Following upbeat US employment figures, EUR/USD briefly weakened as reduced Fed cut expectations supported the Dollar

by VT Markets
/
Feb 12, 2026

EUR/USD fell after a stronger US jobs report lifted the US Dollar. The pair traded near 1.1875 after dropping about 68 pips to an intraday low around 1.1833.

US Nonfarm Payrolls rose by 130K in January, above forecasts near 70K and higher than December’s revised 48K. The Unemployment Rate dipped to 4.3% from 4.4%.

Jobs Revisions Reshape The Outlook

The BLS revised March 2025 total nonfarm employment down by 898K. It also cut total 2025 job growth to 181K from 584K, with average monthly growth in 2025 at 15K.

Average Hourly Earnings increased by 0.4% month-on-month in January, up from 0.1% and above the 0.3% forecast. Annual wage growth held at 3.7% year-on-year, above the 3.6% estimate.

Interest-rate futures now almost fully price the Fed policy rate to stay in the 3.50%–3.75% range at the March and April meetings, per CME FedWatch. The US Dollar Index traded near 96.95 after an intraday low around 96.49.

The strong January jobs report is a head-scratcher when we look at the huge downward revisions for all of 2025. This tells us the US economy was much weaker last year than we thought, creating a confusing picture for the dollar’s direction. For the next few weeks, we should expect EUR/USD to be pulled between the strong recent data and the weak underlying trend.

Rate Expectations Support The Dollar

With US wage growth holding at 3.7% and the most recent CPI data from last month showing core inflation is still stubborn at 3.9%, the Federal Reserve has no immediate pressure to cut rates. The market is now pricing in a hold for both the March and April meetings, which should provide a short-term floor for the US dollar. This makes aggressive bets against the dollar risky in the immediate future.

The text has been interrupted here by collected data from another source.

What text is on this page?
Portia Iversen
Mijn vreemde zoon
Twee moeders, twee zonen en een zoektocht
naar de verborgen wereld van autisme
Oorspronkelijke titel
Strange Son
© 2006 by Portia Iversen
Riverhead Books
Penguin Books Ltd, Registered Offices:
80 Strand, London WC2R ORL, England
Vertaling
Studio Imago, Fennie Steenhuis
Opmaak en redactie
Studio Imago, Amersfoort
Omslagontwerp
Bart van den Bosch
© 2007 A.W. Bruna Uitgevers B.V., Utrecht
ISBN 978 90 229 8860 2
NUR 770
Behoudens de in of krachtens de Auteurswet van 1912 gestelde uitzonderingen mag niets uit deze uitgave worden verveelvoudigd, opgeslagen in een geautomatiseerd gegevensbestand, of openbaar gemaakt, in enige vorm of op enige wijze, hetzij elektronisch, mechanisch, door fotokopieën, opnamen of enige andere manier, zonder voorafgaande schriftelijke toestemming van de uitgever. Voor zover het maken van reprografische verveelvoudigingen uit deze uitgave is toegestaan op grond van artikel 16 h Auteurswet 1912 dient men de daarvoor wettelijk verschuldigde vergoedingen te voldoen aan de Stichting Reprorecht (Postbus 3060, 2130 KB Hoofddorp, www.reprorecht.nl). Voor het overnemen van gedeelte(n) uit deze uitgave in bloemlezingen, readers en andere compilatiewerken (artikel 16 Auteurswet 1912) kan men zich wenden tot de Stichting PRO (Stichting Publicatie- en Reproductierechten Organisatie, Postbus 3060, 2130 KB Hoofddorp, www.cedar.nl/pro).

On the other side of the pair, the European Central Bank is dealing with a different situation, as January’s flash inflation estimate for the Eurozone cooled to 2.8%. This opens the door for the ECB to potentially cut rates sooner than the Fed, creating a policy divergence that could weigh on the euro. We believe this dynamic will cap any significant upside for the EUR/USD pair.

The conflicting economic signals are causing uncertainty, which is pushing up the cost of options. We are seeing 1-month implied volatility for EUR/USD climb above 7.0%, suggesting the market is bracing for a larger-than-usual price swing. This environment makes buying volatility through strategies like straddles a compelling way to trade, profiting from a breakout in either direction.

Alternatively, for those who believe the market will remain indecisive, selling volatility could be the better play. Given the strong technical levels, establishing a range-bound strategy like an iron condor on EUR/USD options might be prudent. This approach would benefit from the pair staying stuck in a choppy pattern while traders digest the major revisions to last year’s data.